После того как парторг остался голым, все пошло быстрее. Дунаев почувствовал, что тело его округляется, исчезают, словно глупые помехи, ноги, плечи, руки, все сливается в горячий, твердый, стремительный шар.
С громким хохотом, пропитанным силой и облегчением, понесся Дунаев вперед. По всему «кольцу» звучал его ликующий крик:
– СОЙДИ С МОЕЙ ОРБИТЫ!
С «орбиты» действительно что-то сыпалось в разные стороны, освобождая ему путь – тонкий, светлый, стремительный, словно бы подернутый кружевами или инеем.
Даже если все небо,
Бездонное, тесное небо,
Пропитать кружевами,
Наполнить узорами льда,
Даже если зарыться
В глубины беспечного хлеба,
Все равно мы останемся
Теми, кем были всегда.
Нам с тобой не дано
Ускользнуть от далеких пределов.
Не дано позабыть
О запущенных древних мирах.
Этот холод и жар
Покидают огромное тело.
Остается скольженье
И чаши на буйных пирах.
Человек средних лет
Далеко пребывает от смерти.
Пожилой человек
Любит пить подогретый кефир.
Колобок и волчонок
В стене обнаружат отверстья.
Поросенок толкнет
Нас с тобой в заколдованный мир.
Только там, на стене,
На плакате нахмурился воин,
И дрожит его перст,
Упираясь в пружинку отцов.
Не волнуйся, родной,
Будь по-прежнему горд и спокоен.
И в глубинах земли
Слышен твой изнуряющий зов.
Мы восстали из тьмы,
Как насосы встают на могилах,
Как грибы вырастают
Стеной на поверхности пней.
Старики и старухи
Воюют в невиданных силах.
Медвежата и волки
Сготовят наваристых щей.
Сквозь дикое сочетание тяжести и невесомости, охватившее Дунаева, он различил огромное сверкающее блюдо, доступное только «исступленному зрению»: белоснежное, с легчайшим перламутровым отливом. По краю этого «блюдца» он стремительно несся, наращивая скорость и частоту оборотов. Что-то низко загудело, завыло, и со стороны раздался скрипучий голос, возмущенно возопивший на всю Орбиту:
– Невоспитанный мальчишка!
– Сойди с орбиты, кому сказал! – загудел в ответ Дунаев.

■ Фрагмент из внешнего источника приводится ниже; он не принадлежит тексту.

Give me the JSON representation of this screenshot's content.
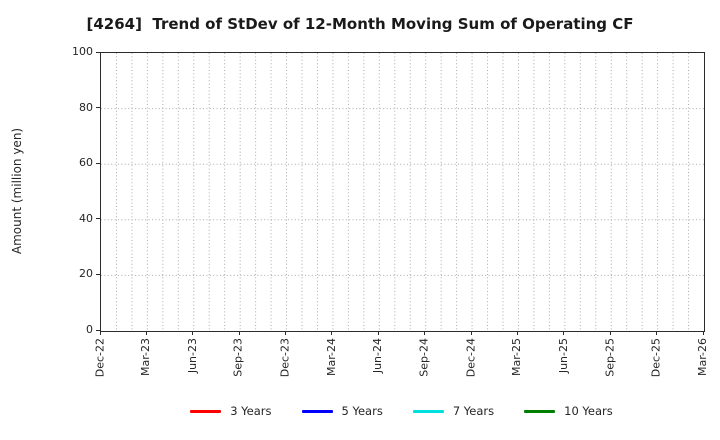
{
  "title": "[4264]  Trend of StDev of 12-Month Moving Sum of Operating CF",
  "colors": {
    "background": "#ffffff",
    "axis_spine": "#2b2b2b",
    "grid": "#aaaaaa",
    "tick_text": "#262626",
    "title_text": "#1a1a1a"
  },
  "y_axis": {
    "label": "Amount (million yen)",
    "ticks": [
      0,
      20,
      40,
      60,
      80,
      100
    ],
    "min": 0,
    "max": 100
  },
  "x_axis": {
    "tick_labels": [
      "Dec-22",
      "Mar-23",
      "Jun-23",
      "Sep-23",
      "Dec-23",
      "Mar-24",
      "Jun-24",
      "Sep-24",
      "Dec-24",
      "Mar-25",
      "Jun-25",
      "Sep-25",
      "Dec-25",
      "Mar-26"
    ],
    "months_total": 39,
    "months_per_tick": 3
  },
  "legend": {
    "items": [
      {
        "label": "3 Years",
        "color": "#ff0000"
      },
      {
        "label": "5 Years",
        "color": "#0000ff"
      },
      {
        "label": "7 Years",
        "color": "#00e0e0"
      },
      {
        "label": "10 Years",
        "color": "#008000"
      }
    ]
  },
  "chart_data": {
    "type": "line",
    "title": "[4264]  Trend of StDev of 12-Month Moving Sum of Operating CF",
    "xlabel": "",
    "ylabel": "Amount (million yen)",
    "ylim": [
      0,
      100
    ],
    "y_ticks": [
      0,
      20,
      40,
      60,
      80,
      100
    ],
    "x_tick_labels": [
      "Dec-22",
      "Mar-23",
      "Jun-23",
      "Sep-23",
      "Dec-23",
      "Mar-24",
      "Jun-24",
      "Sep-24",
      "Dec-24",
      "Mar-25",
      "Jun-25",
      "Sep-25",
      "Dec-25",
      "Mar-26"
    ],
    "grid": "dotted, monthly vertical lines and horizontal lines at each y tick",
    "legend_position": "bottom-center",
    "series": [
      {
        "name": "3 Years",
        "color": "#ff0000",
        "values": []
      },
      {
        "name": "5 Years",
        "color": "#0000ff",
        "values": []
      },
      {
        "name": "7 Years",
        "color": "#00e0e0",
        "values": []
      },
      {
        "name": "10 Years",
        "color": "#008000",
        "values": []
      }
    ],
    "note": "axes, grid and legend are drawn but no data points are plotted"
  }
}
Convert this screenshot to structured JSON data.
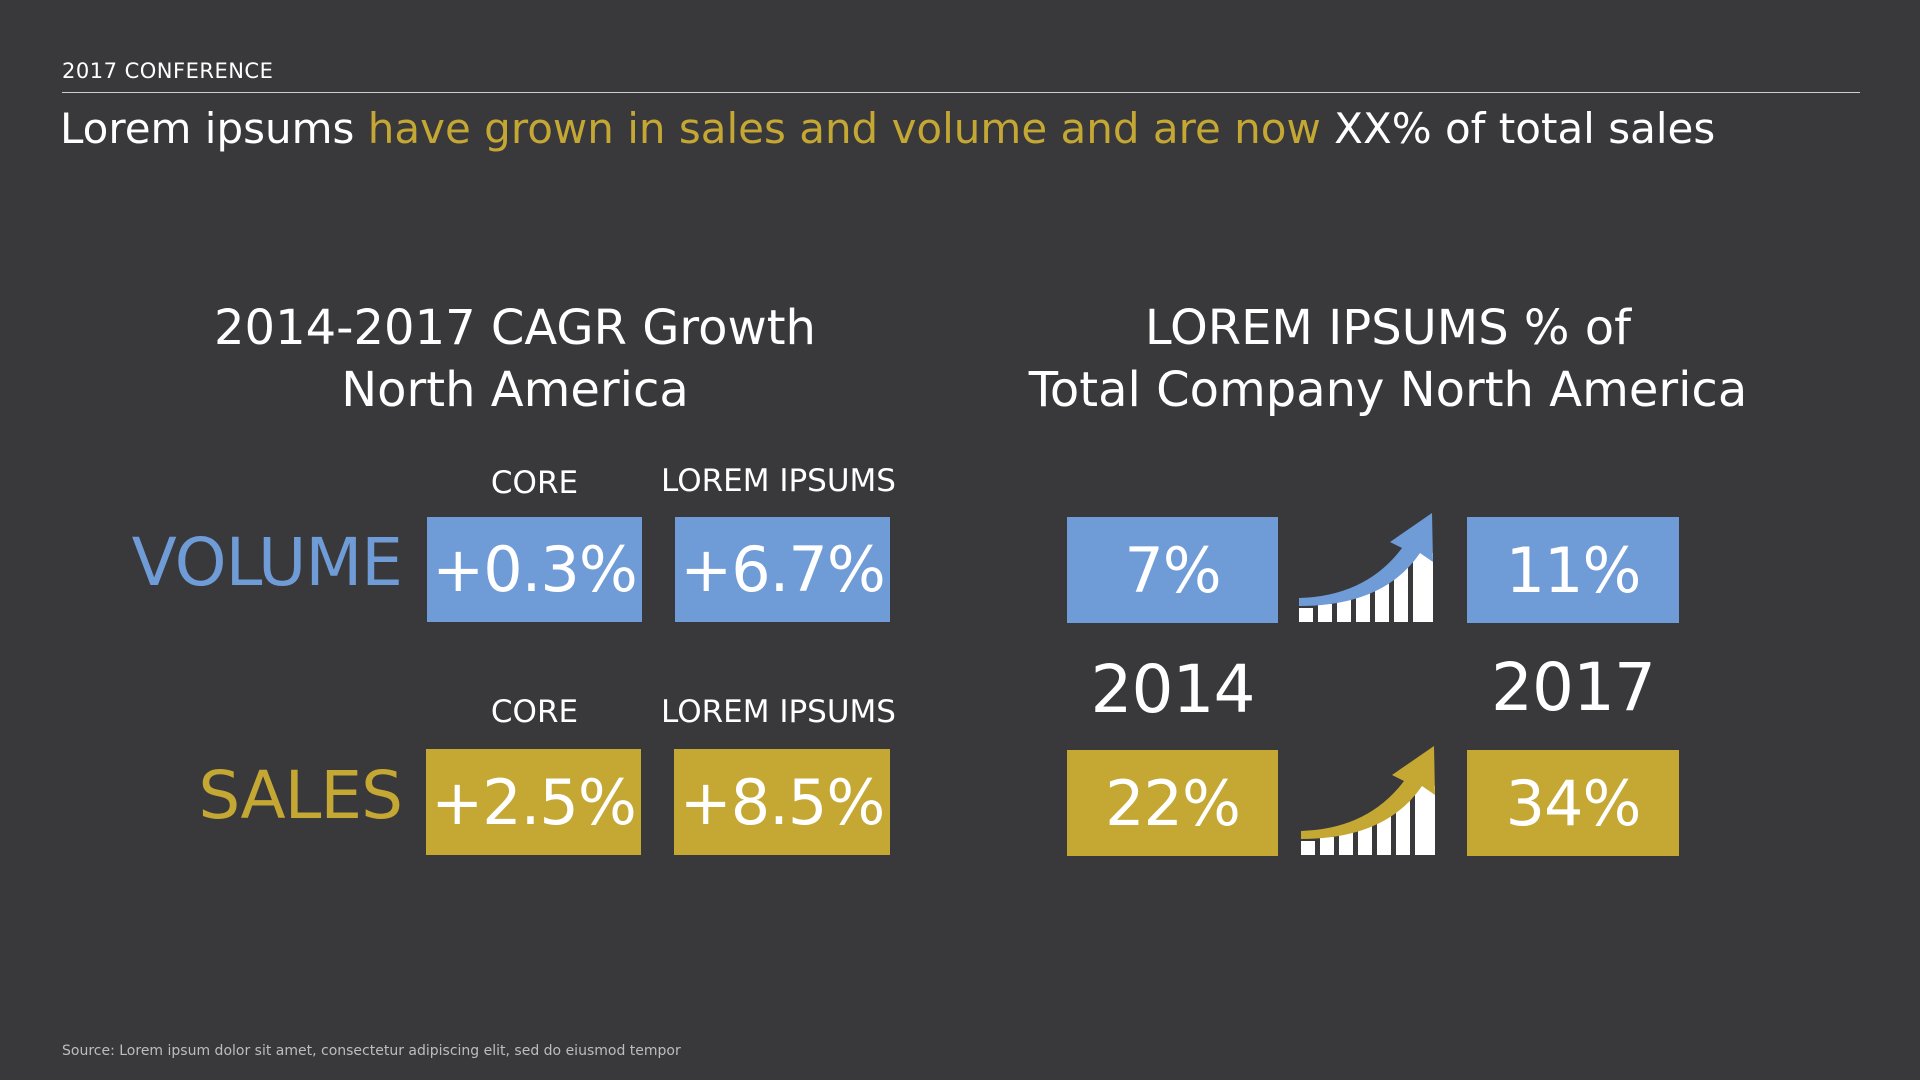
{
  "header": {
    "conference": "2017 CONFERENCE",
    "headline_part1": "Lorem ipsums ",
    "headline_part2": "have grown in sales and volume and are now ",
    "headline_part3": "XX% of total sales"
  },
  "left_section": {
    "title_line1": "2014-2017 CAGR Growth",
    "title_line2": "North America",
    "volume_row": {
      "label": "VOLUME",
      "col1_label": "CORE",
      "col2_label": "LOREM IPSUMS",
      "core_value": "+0.3%",
      "lorem_value": "+6.7%"
    },
    "sales_row": {
      "label": "SALES",
      "col1_label": "CORE",
      "col2_label": "LOREM IPSUMS",
      "core_value": "+2.5%",
      "lorem_value": "+8.5%"
    }
  },
  "right_section": {
    "title_line1": "LOREM IPSUMS % of",
    "title_line2": "Total Company North America",
    "year_start": "2014",
    "year_end": "2017",
    "volume_start": "7%",
    "volume_end": "11%",
    "sales_start": "22%",
    "sales_end": "34%"
  },
  "icons": {
    "volume_growth": "growth-chart-arrow-icon",
    "sales_growth": "growth-chart-arrow-icon"
  },
  "colors": {
    "background": "#39393b",
    "blue": "#6f9bd6",
    "gold": "#c5a733",
    "text": "#ffffff"
  },
  "footer": {
    "source": "Source: Lorem ipsum dolor sit amet, consectetur adipiscing elit, sed do eiusmod tempor"
  }
}
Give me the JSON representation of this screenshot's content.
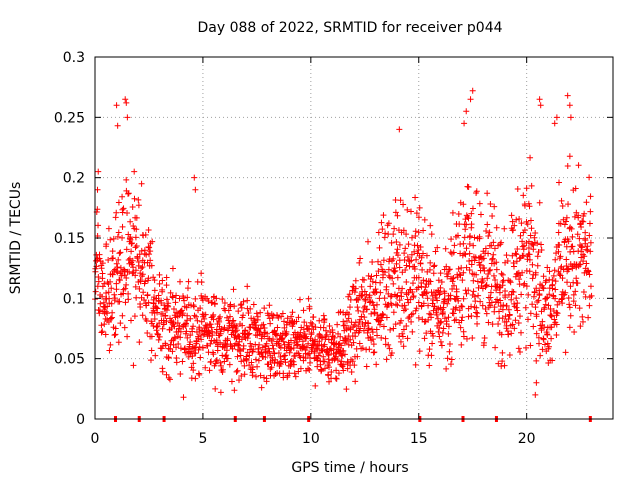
{
  "chart_data": {
    "type": "scatter",
    "title": "Day 088 of 2022, SRMTID for receiver p044",
    "xlabel": "GPS time / hours",
    "ylabel": "SRMTID / TECUs",
    "xlim": [
      0,
      24
    ],
    "ylim": [
      0,
      0.3
    ],
    "grid": true,
    "marker": "+",
    "marker_color": "#ff0000",
    "x_ticks": [
      0,
      5,
      10,
      15,
      20
    ],
    "x_tick_labels": [
      "0",
      "5",
      "10",
      "15",
      "20"
    ],
    "y_ticks": [
      0,
      0.05,
      0.1,
      0.15,
      0.2,
      0.25,
      0.3
    ],
    "y_tick_labels": [
      "0",
      "0.05",
      "0.1",
      "0.15",
      "0.2",
      "0.25",
      "0.3"
    ],
    "zero_marks_x": [
      0.95,
      2.05,
      3.2,
      6.5,
      7.85,
      9.9,
      15.05,
      17.05,
      18.6,
      22.95
    ],
    "trend": [
      {
        "t": 0.0,
        "y": 0.13
      },
      {
        "t": 0.5,
        "y": 0.1
      },
      {
        "t": 1.0,
        "y": 0.12
      },
      {
        "t": 1.5,
        "y": 0.14
      },
      {
        "t": 2.0,
        "y": 0.13
      },
      {
        "t": 2.5,
        "y": 0.11
      },
      {
        "t": 3.0,
        "y": 0.08
      },
      {
        "t": 4.0,
        "y": 0.072
      },
      {
        "t": 5.0,
        "y": 0.075
      },
      {
        "t": 6.0,
        "y": 0.066
      },
      {
        "t": 7.0,
        "y": 0.068
      },
      {
        "t": 8.0,
        "y": 0.063
      },
      {
        "t": 9.0,
        "y": 0.058
      },
      {
        "t": 10.0,
        "y": 0.063
      },
      {
        "t": 11.0,
        "y": 0.06
      },
      {
        "t": 11.5,
        "y": 0.062
      },
      {
        "t": 12.0,
        "y": 0.075
      },
      {
        "t": 13.0,
        "y": 0.1
      },
      {
        "t": 14.0,
        "y": 0.12
      },
      {
        "t": 15.0,
        "y": 0.12
      },
      {
        "t": 15.5,
        "y": 0.1
      },
      {
        "t": 16.0,
        "y": 0.09
      },
      {
        "t": 17.0,
        "y": 0.12
      },
      {
        "t": 17.5,
        "y": 0.14
      },
      {
        "t": 18.0,
        "y": 0.12
      },
      {
        "t": 18.5,
        "y": 0.11
      },
      {
        "t": 19.0,
        "y": 0.1
      },
      {
        "t": 19.5,
        "y": 0.12
      },
      {
        "t": 20.0,
        "y": 0.14
      },
      {
        "t": 20.5,
        "y": 0.13
      },
      {
        "t": 20.8,
        "y": 0.08
      },
      {
        "t": 21.0,
        "y": 0.09
      },
      {
        "t": 21.5,
        "y": 0.12
      },
      {
        "t": 22.0,
        "y": 0.14
      },
      {
        "t": 22.5,
        "y": 0.13
      },
      {
        "t": 23.0,
        "y": 0.13
      }
    ],
    "highlights": [
      {
        "t": 1.0,
        "y": 0.26
      },
      {
        "t": 1.05,
        "y": 0.243
      },
      {
        "t": 1.4,
        "y": 0.265
      },
      {
        "t": 1.45,
        "y": 0.262
      },
      {
        "t": 1.5,
        "y": 0.25
      },
      {
        "t": 0.15,
        "y": 0.205
      },
      {
        "t": 4.6,
        "y": 0.2
      },
      {
        "t": 4.65,
        "y": 0.19
      },
      {
        "t": 14.1,
        "y": 0.24
      },
      {
        "t": 17.5,
        "y": 0.272
      },
      {
        "t": 17.4,
        "y": 0.265
      },
      {
        "t": 17.2,
        "y": 0.255
      },
      {
        "t": 17.1,
        "y": 0.245
      },
      {
        "t": 20.6,
        "y": 0.265
      },
      {
        "t": 20.65,
        "y": 0.26
      },
      {
        "t": 21.4,
        "y": 0.25
      },
      {
        "t": 21.3,
        "y": 0.245
      },
      {
        "t": 21.9,
        "y": 0.268
      },
      {
        "t": 22.0,
        "y": 0.26
      },
      {
        "t": 22.05,
        "y": 0.25
      },
      {
        "t": 20.4,
        "y": 0.02
      },
      {
        "t": 20.45,
        "y": 0.03
      },
      {
        "t": 4.1,
        "y": 0.018
      }
    ]
  }
}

– Невоспитанный мальчишка! – снова прокричал голос, похожий на старушечий. Дунаев так и не увидел того, кому принадлежал этот голос. Он развил такую бешеную скорость, что вышел в некое другое пространство, на «внутреннюю орбиту» с другой стороны блюдца, где все было в покое, приглушено, верх и низ отслаивались друг от друга. Сделав крутой вираж, Дунаев попал на лакированную поверхность, посреди которой зияла огромная трещина.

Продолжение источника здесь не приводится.